The case was scheduled to go to trial in Manitoba August 1, but on July 28, Mr. Justice Nathan Nurgitz ordered a stay of proceedings. The judge cited Doerksen’s advanced age and deteriorating health as justification for the ruling.

While a stay of proceedings does not clear Doerksen of any alleged wrongdoing, it is generally accepted that the case will not go any further.

Since taking the action against his wife nearly three years ago, Doerksen has expressed a desire to have the Crown drop all charges against him. “I wish they [the courts] would stop hounding me,” Doerksen has said to various media.

In a statement released prior to the stay of proceedings order, Marie-Jo Laroche, executive director of the Life League of Manitoba, said Doerksen’s deteriorating health is no excuse for justice not being served.

“The focus must remain not on Mr. Doerksen’s health, but on whether there is enough evidence to ‘reasonably’ expect to secure a conviction, which, in this case, prosecutors obviously believe they have,” Laroche said.

She also suggested that “terminating anyone’s life,” whether motivated by compassion or a judgment as to an ill person’s productivity or quality of life, should still be seen as murder.

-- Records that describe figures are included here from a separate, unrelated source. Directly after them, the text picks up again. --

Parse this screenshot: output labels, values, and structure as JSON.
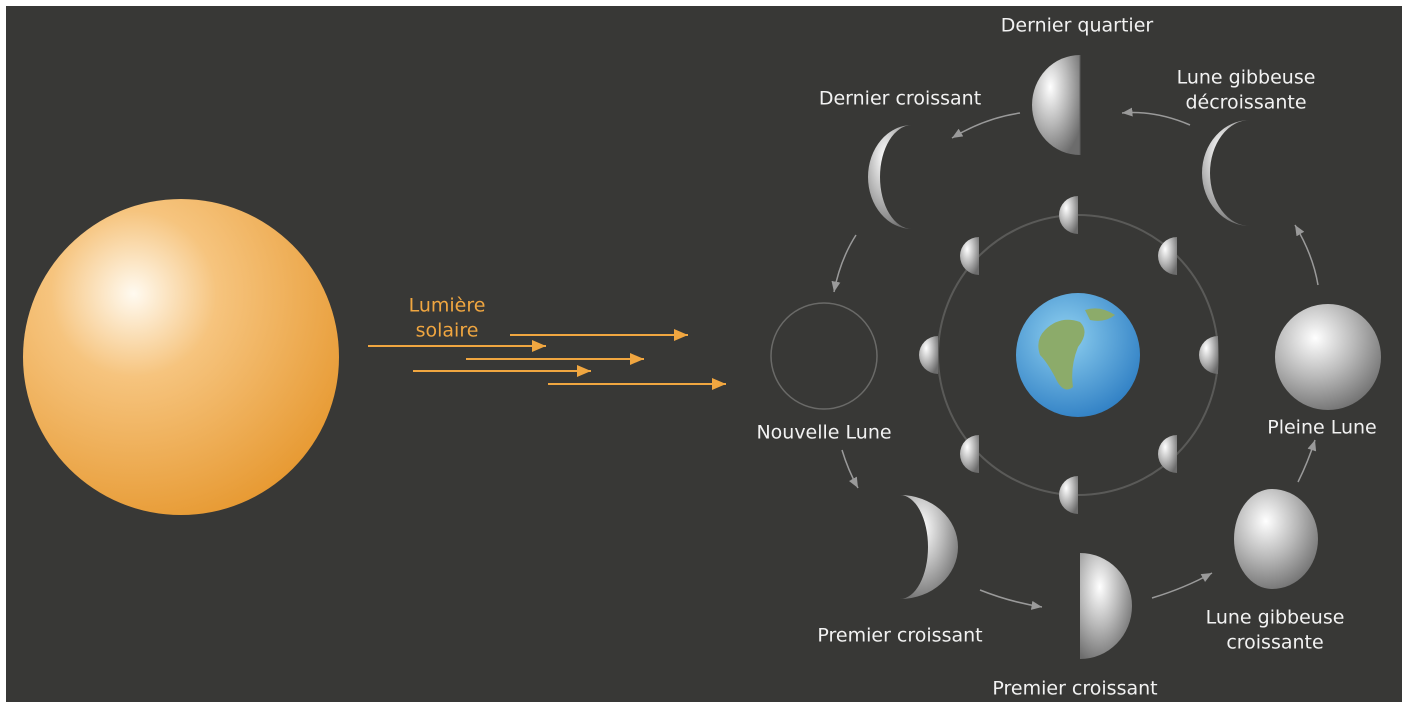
{
  "light": {
    "lines": [
      "Lumière",
      "solaire"
    ]
  },
  "phases": [
    {
      "lines": [
        "Dernier quartier"
      ]
    },
    {
      "lines": [
        "Lune gibbeuse",
        "décroissante"
      ]
    },
    {
      "lines": [
        "Dernier croissant"
      ]
    },
    {
      "lines": [
        "Nouvelle Lune"
      ]
    },
    {
      "lines": [
        "Pleine Lune"
      ]
    },
    {
      "lines": [
        "Premier croissant"
      ]
    },
    {
      "lines": [
        "Lune gibbeuse",
        "croissante"
      ]
    },
    {
      "lines": [
        "Premier croissant"
      ]
    }
  ]
}
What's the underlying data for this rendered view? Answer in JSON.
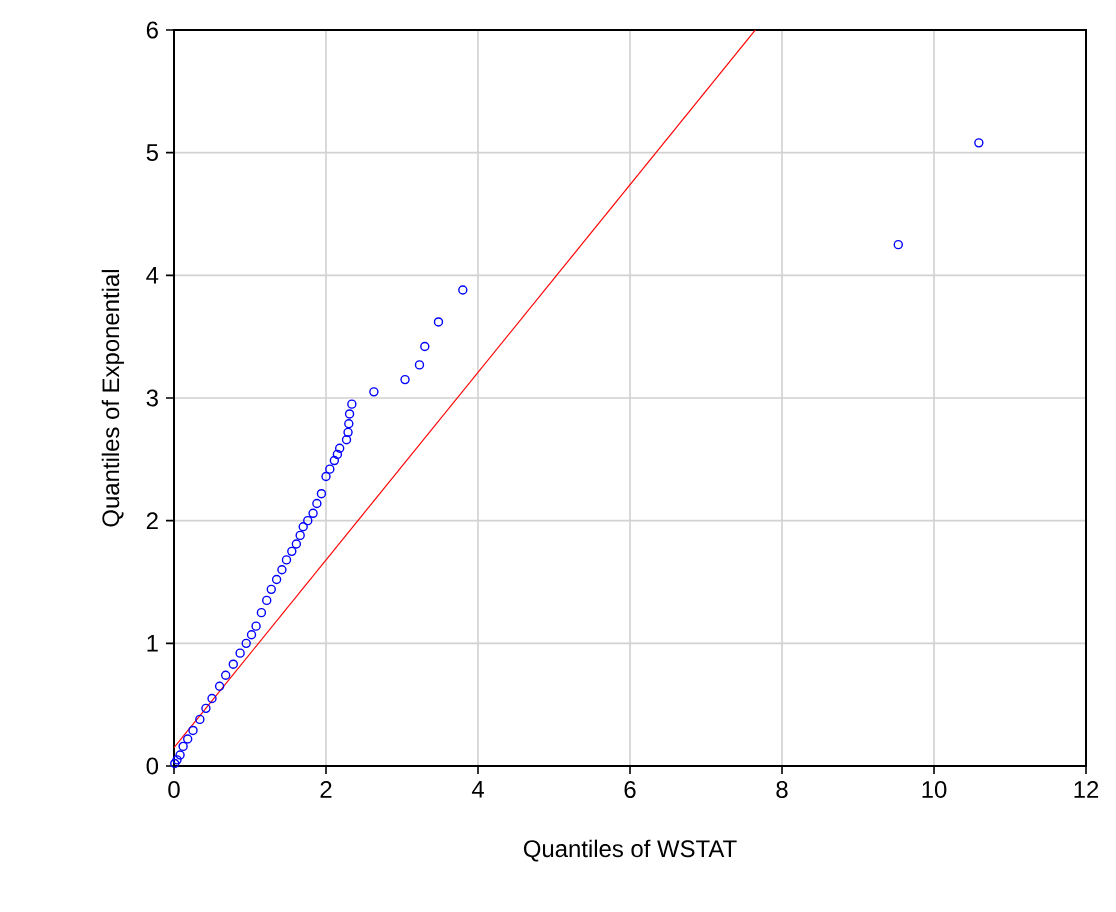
{
  "chart_data": {
    "type": "scatter",
    "xlabel": "Quantiles of WSTAT",
    "ylabel": "Quantiles of Exponential",
    "xlim": [
      0,
      12
    ],
    "ylim": [
      0,
      6
    ],
    "xticks": [
      0,
      2,
      4,
      6,
      8,
      10,
      12
    ],
    "yticks": [
      0,
      1,
      2,
      3,
      4,
      5,
      6
    ],
    "grid": true,
    "series": [
      {
        "marker": "circle",
        "color": "#0000ff",
        "x": [
          0.01,
          0.04,
          0.08,
          0.12,
          0.18,
          0.25,
          0.34,
          0.42,
          0.5,
          0.6,
          0.68,
          0.78,
          0.87,
          0.95,
          1.02,
          1.08,
          1.15,
          1.22,
          1.28,
          1.35,
          1.42,
          1.48,
          1.55,
          1.61,
          1.66,
          1.7,
          1.76,
          1.83,
          1.88,
          1.94,
          2.0,
          2.05,
          2.11,
          2.15,
          2.18,
          2.27,
          2.29,
          2.3,
          2.31,
          2.34,
          2.63,
          3.04,
          3.23,
          3.3,
          3.48,
          3.8,
          9.53,
          10.59
        ],
        "values": [
          0.02,
          0.05,
          0.09,
          0.16,
          0.22,
          0.29,
          0.38,
          0.47,
          0.55,
          0.65,
          0.74,
          0.83,
          0.92,
          1.0,
          1.07,
          1.14,
          1.25,
          1.35,
          1.44,
          1.52,
          1.6,
          1.68,
          1.75,
          1.81,
          1.88,
          1.95,
          2.0,
          2.06,
          2.14,
          2.22,
          2.36,
          2.42,
          2.49,
          2.54,
          2.59,
          2.66,
          2.72,
          2.79,
          2.87,
          2.95,
          3.05,
          3.15,
          3.27,
          3.42,
          3.62,
          3.88,
          4.25,
          5.08
        ]
      },
      {
        "type": "line",
        "marker": "none",
        "color": "#ff0000",
        "x": [
          0,
          7.65
        ],
        "values": [
          0.15,
          6
        ]
      }
    ]
  }
}
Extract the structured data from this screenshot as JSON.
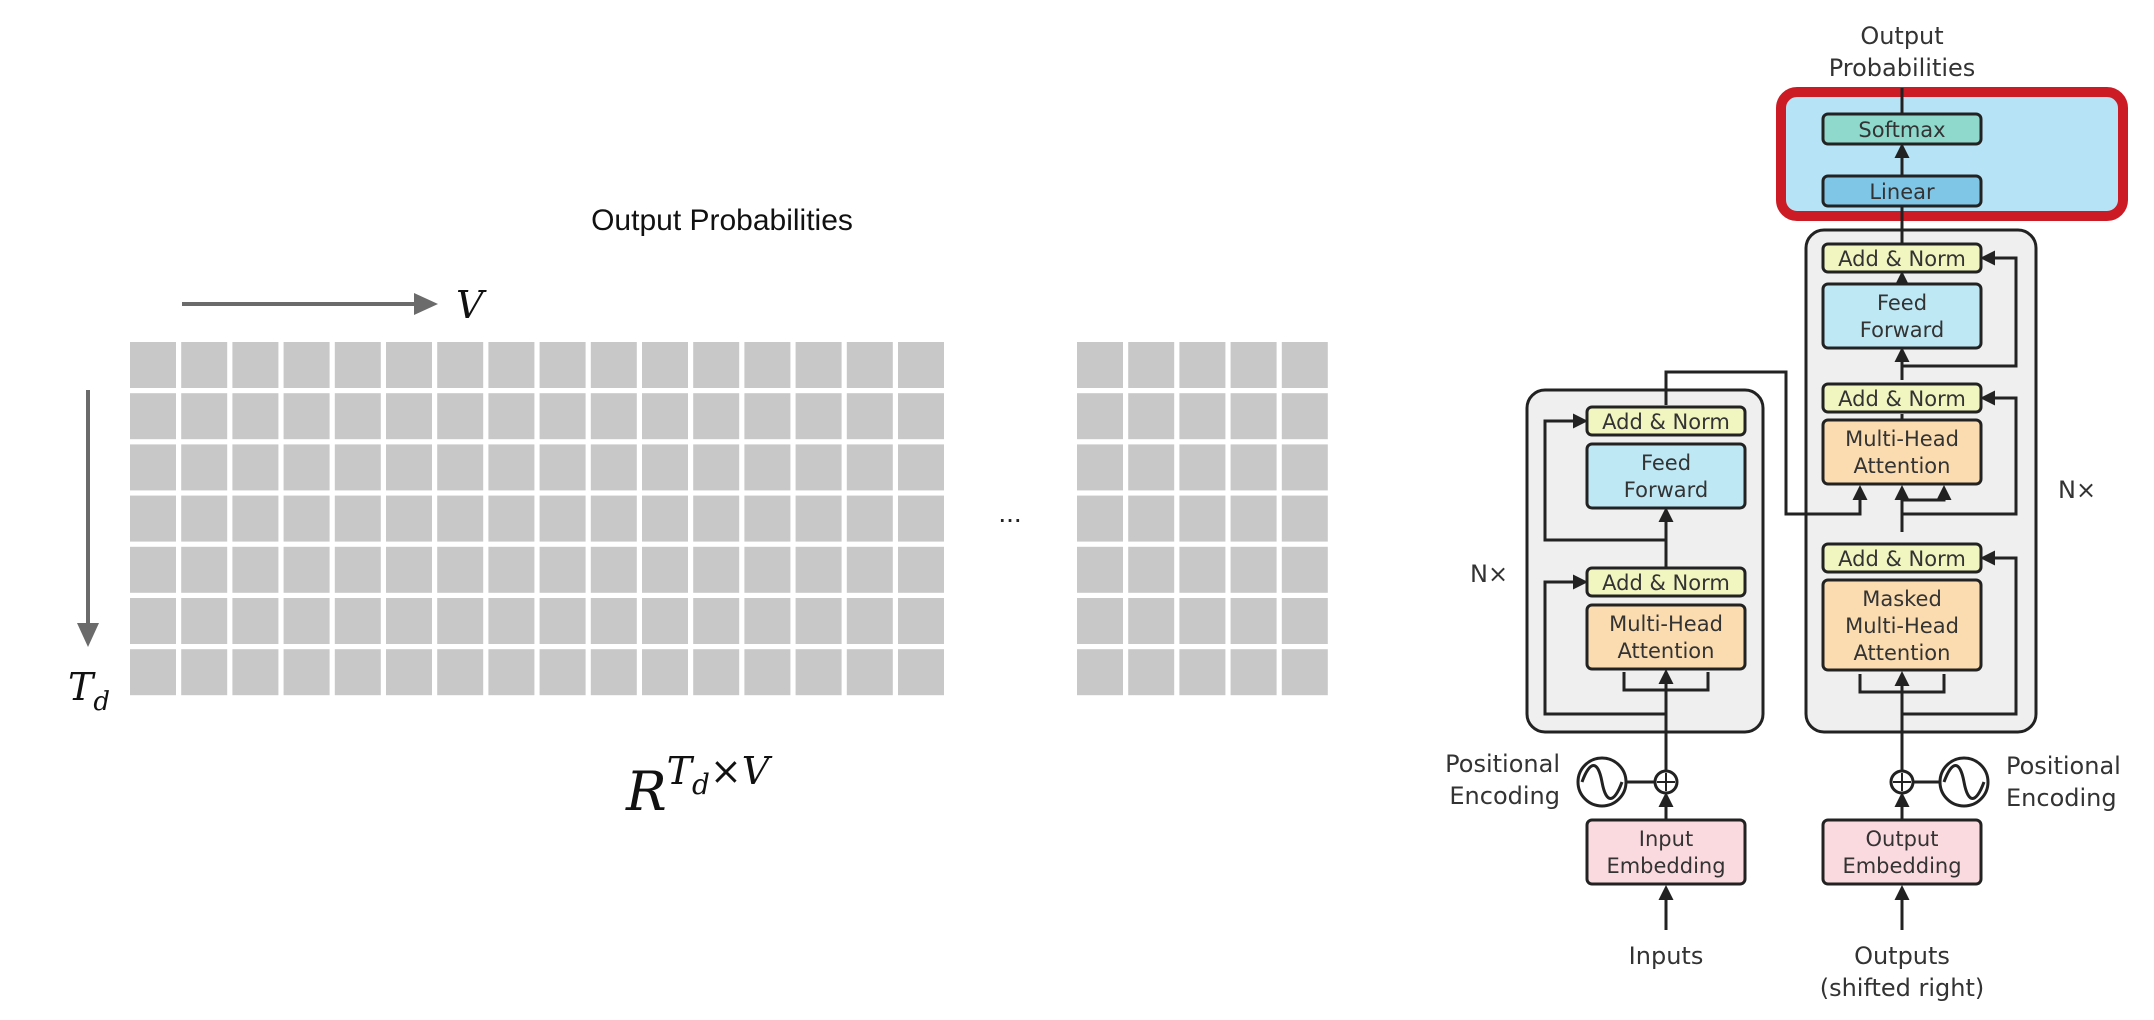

Laroche said officials with Manitoba’s League of Persons with Disabilities supported prosecution for Doerksen, despite his age and failing health. That organization has said that if charges are dropped in the Doerksen case, it sends a message that society can tolerate so-called compassionate homicide.

Alex Schadenberg, executive director of the Euthanasia Prevention Coalition of Ontario, told the National Post newspaper July 28 that he is not concerned about a precedent being set in the Doerksen case. He added however, that relaxed attitudes to assisted suicide will open the door to decreased protection for those who are vulnerable or disabled.